Les dégâts causés par les multiples conflits armés ont aussi fragilisé une population déjà défavorisée. Dans des habitations où s’entassent parfois dix personnes dans un espace réduit, il est simplement difficile de s’occuper de soi, de sa famille. Des assistantes sociales parcourent les rues de la banlieue, sonnent aux portes. Leur rôle : rassurer, expliquer et amener les personnes qui en ont besoin à franchir le pas. « Les symptômes sont parfois très simples : des enfants délaissés, sales et mal nourris, sont parfois le signe que la mère va très mal. Dans une société où la famille est importante, ça peut être inquiétant« .

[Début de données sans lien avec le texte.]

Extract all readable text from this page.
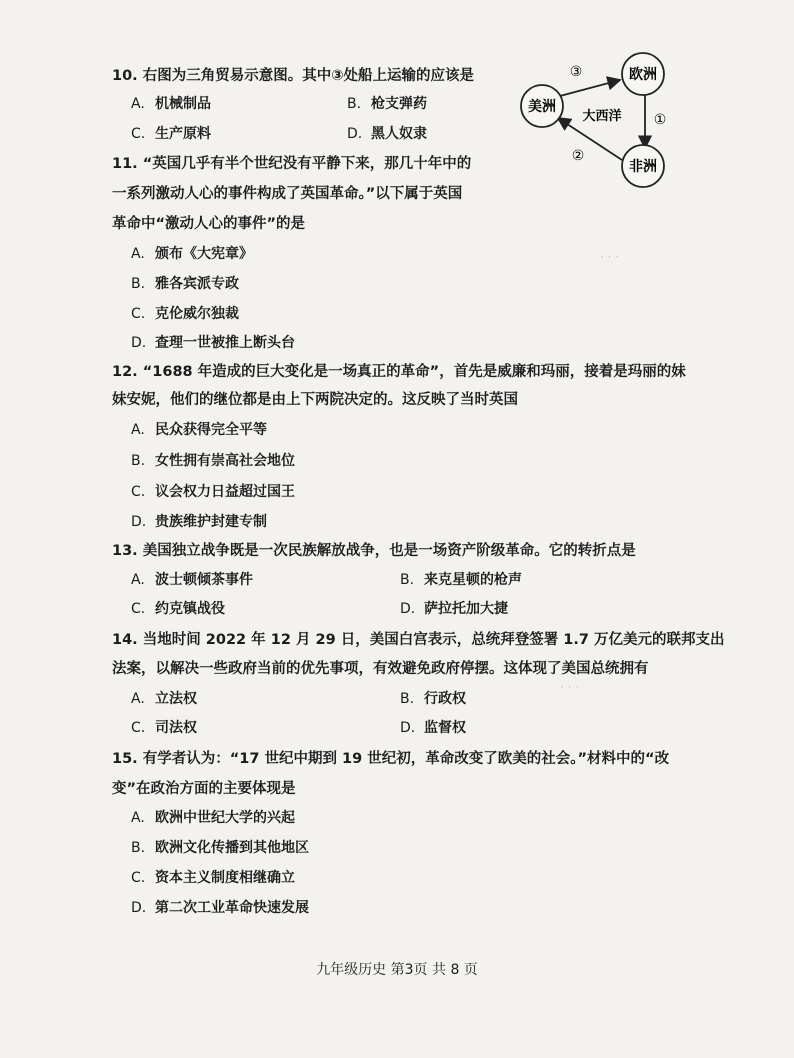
· · ·
· · ·
10. 右图为三角贸易示意图。其中③处船上运输的应该是
A. 机械制品	B. 枪支弹药
C. 生产原料	D. 黑人奴隶
美洲
欧洲
非洲
大西洋
③
①
②
11. “英国几乎有半个世纪没有平静下来，那几十年中的
一系列激动人心的事件构成了英国革命。”以下属于英国
革命中“激动人心的事件”的是
A. 颁布《大宪章》
B. 雅各宾派专政
C. 克伦威尔独裁
D. 查理一世被推上断头台
12. “1688 年造成的巨大变化是一场真正的革命”，首先是威廉和玛丽，接着是玛丽的妹
妹安妮，他们的继位都是由上下两院决定的。这反映了当时英国
A. 民众获得完全平等
B. 女性拥有崇高社会地位
C. 议会权力日益超过国王
D. 贵族维护封建专制
13. 美国独立战争既是一次民族解放战争，也是一场资产阶级革命。它的转折点是
A. 波士顿倾茶事件	B. 来克星顿的枪声
C. 约克镇战役	D. 萨拉托加大捷
14. 当地时间 2022 年 12 月 29 日，美国白宫表示，总统拜登签署 1.7 万亿美元的联邦支出
法案，以解决一些政府当前的优先事项，有效避免政府停摆。这体现了美国总统拥有
A. 立法权	B. 行政权
C. 司法权	D. 监督权
15. 有学者认为：“17 世纪中期到 19 世纪初，革命改变了欧美的社会。”材料中的“改
变”在政治方面的主要体现是
A. 欧洲中世纪大学的兴起
B. 欧洲文化传播到其他地区
C. 资本主义制度相继确立
D. 第二次工业革命快速发展
九年级历史 第3页 共 8 页
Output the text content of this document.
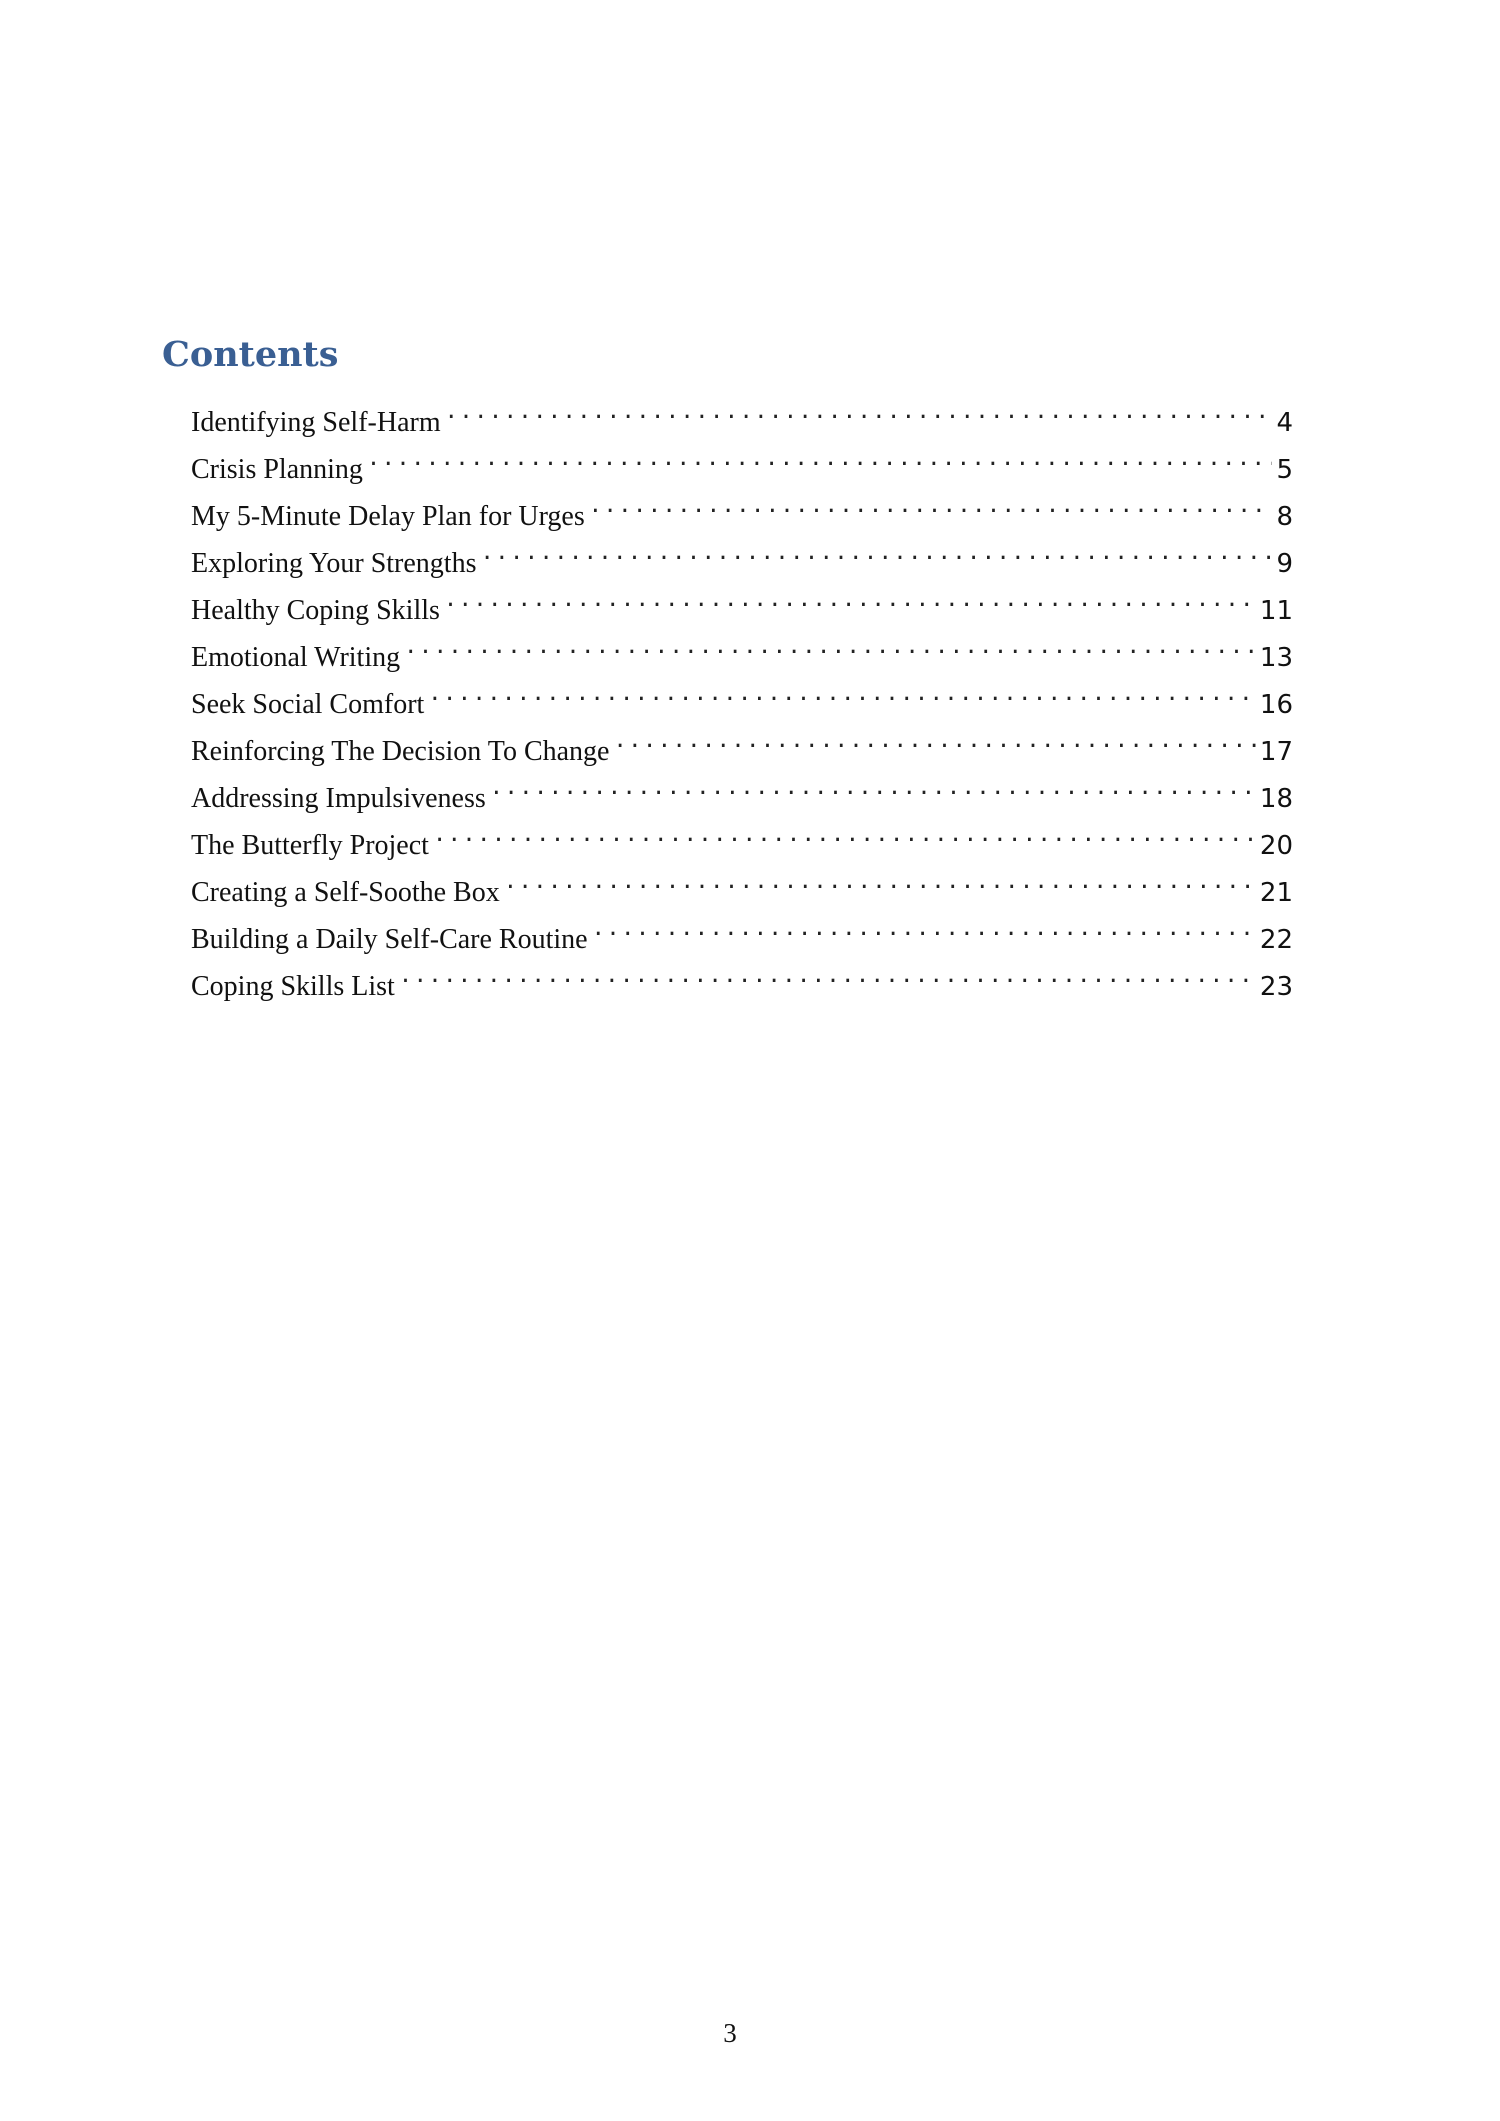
Contents
Identifying Self-Harm .....	4
Crisis Planning .....	5
My 5-Minute Delay Plan for Urges .....	8
Exploring Your Strengths .....	9
Healthy Coping Skills .....	11
Emotional Writing .....	13
Seek Social Comfort .....	16
Reinforcing The Decision To Change .....	17
Addressing Impulsiveness .....	18
The Butterfly Project .....	20
Creating a Self-Soothe Box .....	21
Building a Daily Self-Care Routine .....	22
Coping Skills List .....	23
3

Le projet de MSF ne s’adresse pas aux enfants. Mais les psychologues de l’équipe confirment des constats dressés par d’autres professionnels. Le pourcentage d’enfants atteints de troubles de l’attention ou d’hyperactivité est plus élevé au Liban que dans d’autres pays. Des cas importants de dépression ou d’isolement volontaire sont aussi observés, comme des réactions de violence chez certains. Selon une étude publiée en 1999 sur les traumatismes liés à la guerre, il apparaît que les enfants socialement défavorisés, et qui vivent dans des familles atteintes psychologiquement par le conflit, vont plus souvent développer des troubles du comportement que d’autres. Ce qui est le cas des enfants de Bourj-al-Barajneh.

C’est l’heure de la réunion d’équipe. Nous quittons Bourj-al-Barajneh, et la voiture nous emmène loin des ruelles de la banlieue. « J’ai vu les corps de tous les membres de ma famille déchiquetés. C’était en 1996, à Qana« . Les paroles d’Issam, le chauffeur, sonnent doucement dans le brouhaha de la ville : « Et je les vois encore aujourd’hui« . Une phrase qui résume la souffrance de toute une population.